Designing Data Intensive Applications: Ch5. Replication (Part 2: Problems with Replication Lag)

In the previous article we started discussing part 2 of Data Intensive Applications and we talked about single leader-based replication, how it works and it handles failures in leaders and replicas. We also discussed different methods for replication, such as statement and row based replication, WAL replication and trigger-based replication. We have also touched upon how we can use those replication techniques beyond conventional uses and introduced how replication can be useful for performing zero-downtime maintenance and online schema migrations.

In this article we will discuss some side effects of replicated systems, mainly related to the problems introduced by replication lag and we will try to enforce some consistency guarantees, like for example, being able to read your own writes, being able to serve monotonic and consistent prefix reads. Then we will move on to discuss some solutions for replication lag in modern database systems.

Problems with Replication

As we discussed in the previous article, replication doesn't only help with increasing availability (tolerating node failures), it's also very useful to scale the system for reads and to reduce latency via geographical replication.

A very common pattern in web system is read-scaling architectures in which there is a single writer and many replicas spread out over multiple geographical sites to be closest as possible to end users. This type of system is meant to support as many reads as possible. In such architecture it wouldn't make sense to use a fully synchronous system because we have many nodes and any node failure will just cause the entire system to be unresponsive (which has a high likelihood since we have more nodes). So in this type of architecture, a semi-synchronous or completely asynchronous replication is often used in order to be able to tolerate node failures.

Unfortunately, if an application reads from an asynchronous follower, it may see outdated information if the follower has fallen behind. This leads to apparent inconsistencies in the database: if you run the same query on the leader and a follower at the same time, you may get different results, because not all writes have been reflected in the follower. This inconsistency is just a temporary state, meaning that if you stop writing to the database and wait a while, the followers will eventually catch up and become consistent with the leader. For that reason, this effect is known as eventual consistency.

The term eventual consistency is deliberately vague as it doesn't tell us about any bounds for this inconsistency, it could be very small and could be very large. In normal operation, the delay between a write happening on the leader and being reflected on a follower—the replication lag—may be only a fraction of a second and not noticeable in practice. However, if the system is operating near capacity or if there is a problem in the network, the lag can easily increase to several seconds or even minutes.

When the lag is so large, the inconsistencies it introduces are not just a theoretical issue but a real problem for applications. In this section we will discuss examples of problems that are likely to occur when there is replication lag and outline some approaches to solving them.

Reading Your Own Writes

Being able to read your own writes, also sometimes known as, read-after-write consistency, means that the system user should be able to instantly view data they have written or updated themselves.
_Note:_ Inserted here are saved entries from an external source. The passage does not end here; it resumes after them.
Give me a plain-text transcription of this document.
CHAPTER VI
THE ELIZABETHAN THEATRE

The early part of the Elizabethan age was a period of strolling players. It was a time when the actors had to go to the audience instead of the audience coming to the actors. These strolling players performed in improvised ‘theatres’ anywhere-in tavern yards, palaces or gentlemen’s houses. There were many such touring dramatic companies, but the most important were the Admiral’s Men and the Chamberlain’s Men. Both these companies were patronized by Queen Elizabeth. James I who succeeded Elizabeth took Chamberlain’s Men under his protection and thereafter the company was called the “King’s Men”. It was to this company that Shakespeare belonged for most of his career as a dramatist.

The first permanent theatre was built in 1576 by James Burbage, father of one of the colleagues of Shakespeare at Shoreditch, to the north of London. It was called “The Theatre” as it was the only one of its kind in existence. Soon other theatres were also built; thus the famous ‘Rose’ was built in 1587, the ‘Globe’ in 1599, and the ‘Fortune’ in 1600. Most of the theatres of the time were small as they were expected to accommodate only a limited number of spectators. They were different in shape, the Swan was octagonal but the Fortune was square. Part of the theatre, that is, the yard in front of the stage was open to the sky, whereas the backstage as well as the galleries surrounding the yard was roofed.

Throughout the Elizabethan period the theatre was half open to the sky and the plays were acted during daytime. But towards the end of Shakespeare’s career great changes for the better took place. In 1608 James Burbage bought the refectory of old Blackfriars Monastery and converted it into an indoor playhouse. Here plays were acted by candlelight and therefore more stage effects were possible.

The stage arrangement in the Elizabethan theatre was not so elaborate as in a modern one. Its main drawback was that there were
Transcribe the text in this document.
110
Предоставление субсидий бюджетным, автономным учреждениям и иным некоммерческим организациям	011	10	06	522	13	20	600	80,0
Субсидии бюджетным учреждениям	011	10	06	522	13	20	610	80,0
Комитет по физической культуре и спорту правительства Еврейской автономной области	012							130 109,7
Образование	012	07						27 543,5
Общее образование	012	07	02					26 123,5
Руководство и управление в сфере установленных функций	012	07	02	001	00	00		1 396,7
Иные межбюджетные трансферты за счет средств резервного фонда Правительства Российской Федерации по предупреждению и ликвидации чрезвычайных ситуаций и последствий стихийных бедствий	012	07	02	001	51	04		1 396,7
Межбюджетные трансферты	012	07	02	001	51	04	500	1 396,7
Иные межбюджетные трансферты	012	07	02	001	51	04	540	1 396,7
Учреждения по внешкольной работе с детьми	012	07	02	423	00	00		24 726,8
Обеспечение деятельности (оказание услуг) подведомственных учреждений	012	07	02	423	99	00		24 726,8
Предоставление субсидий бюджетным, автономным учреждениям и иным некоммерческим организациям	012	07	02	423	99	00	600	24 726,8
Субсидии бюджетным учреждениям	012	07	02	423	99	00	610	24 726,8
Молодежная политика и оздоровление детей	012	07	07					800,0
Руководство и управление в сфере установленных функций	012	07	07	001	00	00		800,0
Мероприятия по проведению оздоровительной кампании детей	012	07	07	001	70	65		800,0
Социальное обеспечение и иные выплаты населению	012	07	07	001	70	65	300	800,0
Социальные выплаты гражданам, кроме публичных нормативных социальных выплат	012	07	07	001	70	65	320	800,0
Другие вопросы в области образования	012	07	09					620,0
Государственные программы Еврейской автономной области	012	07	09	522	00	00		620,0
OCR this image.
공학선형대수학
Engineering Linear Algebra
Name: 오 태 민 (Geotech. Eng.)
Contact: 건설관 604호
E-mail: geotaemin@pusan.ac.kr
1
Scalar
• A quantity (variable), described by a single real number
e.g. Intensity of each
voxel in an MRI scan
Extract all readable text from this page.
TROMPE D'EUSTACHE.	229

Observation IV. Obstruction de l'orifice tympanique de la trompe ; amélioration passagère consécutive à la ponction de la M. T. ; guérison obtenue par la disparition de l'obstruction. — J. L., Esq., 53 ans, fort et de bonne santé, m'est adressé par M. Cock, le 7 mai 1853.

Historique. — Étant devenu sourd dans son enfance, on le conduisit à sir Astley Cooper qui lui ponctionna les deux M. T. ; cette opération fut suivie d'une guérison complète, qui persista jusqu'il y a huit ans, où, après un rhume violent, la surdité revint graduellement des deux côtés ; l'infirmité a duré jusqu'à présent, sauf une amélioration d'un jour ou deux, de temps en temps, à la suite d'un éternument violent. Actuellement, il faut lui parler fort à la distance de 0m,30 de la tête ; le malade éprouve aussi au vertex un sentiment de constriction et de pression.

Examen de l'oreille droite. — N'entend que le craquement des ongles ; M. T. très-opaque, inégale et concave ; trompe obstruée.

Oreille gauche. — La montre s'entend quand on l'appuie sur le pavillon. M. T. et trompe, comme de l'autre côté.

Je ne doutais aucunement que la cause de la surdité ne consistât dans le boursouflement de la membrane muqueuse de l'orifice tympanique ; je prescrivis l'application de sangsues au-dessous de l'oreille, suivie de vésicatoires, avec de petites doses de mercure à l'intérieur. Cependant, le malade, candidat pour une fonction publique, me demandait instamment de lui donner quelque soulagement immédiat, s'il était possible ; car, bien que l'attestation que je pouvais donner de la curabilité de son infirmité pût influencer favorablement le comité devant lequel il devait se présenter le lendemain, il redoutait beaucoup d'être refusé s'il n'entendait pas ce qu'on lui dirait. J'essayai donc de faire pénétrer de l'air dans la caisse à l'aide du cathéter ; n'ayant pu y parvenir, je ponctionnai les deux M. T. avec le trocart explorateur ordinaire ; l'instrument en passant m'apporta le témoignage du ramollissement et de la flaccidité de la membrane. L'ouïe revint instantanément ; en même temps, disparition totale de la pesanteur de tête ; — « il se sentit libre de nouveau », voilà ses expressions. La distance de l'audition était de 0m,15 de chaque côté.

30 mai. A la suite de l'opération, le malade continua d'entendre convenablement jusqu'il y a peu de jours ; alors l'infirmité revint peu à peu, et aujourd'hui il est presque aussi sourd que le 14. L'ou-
They might not see what other users did, but they should see what they personally did.

For example, let's say our application supports a comments thread, if a user types up a comment, then refreshes the page, they should be able to see the comment they just submitted, otherwise, it would be understandably frustrating as they will think that the comment they submitted got lost or something.

To understand how can this happen, let's check the following diagram:

As shown in the previous diagram, the users write was received at the leader and an acknowledgment was sent back to the users, then asynchronous replication was initiated to replicate the newly written data to the 2 follower nodes. The data was received at one of the followers but not yet the other. Meanwhile, a read request was made to the system and it got routed to the other follower that didn't get the write yet which caused a record not found response.

How can we implement read-after-write consistency in a system with leader-based replication? There are various possible techniques. To mention a few:

When reading something only the user can modify themselves, read it from the writer. For example, a comment can only be submitted or modified by the user themselves, so in that case read it from the writer. This guarantees that the read will always get a hit but it makes no promises about reads relating to fetching other people's comments. This approach is effective when there only a few areas in the application that fall under this category, for example, user posts, settings page, profile, etc. but if there are a lot of areas in the application that are only editable by the user themselves, this becomes ineffective but we don't want to read almost everything from the writer as it defeats the point of having replicas in the first place.
Another approach is to remember when the last update by the user was made and read data from the writer within that time window only. For example, we can have a rule to always read data from the writer if a write occurred in the past 10 secs or so (you can tweak that number to suit your normal operational replication lag). The timestamp can be a logical timestamp, like for example an LSN (logical sequence number) or an actual timestamp in which case keeping accurate time is critical which is a hard problem in distributed system (synchronizing clocks is not simple).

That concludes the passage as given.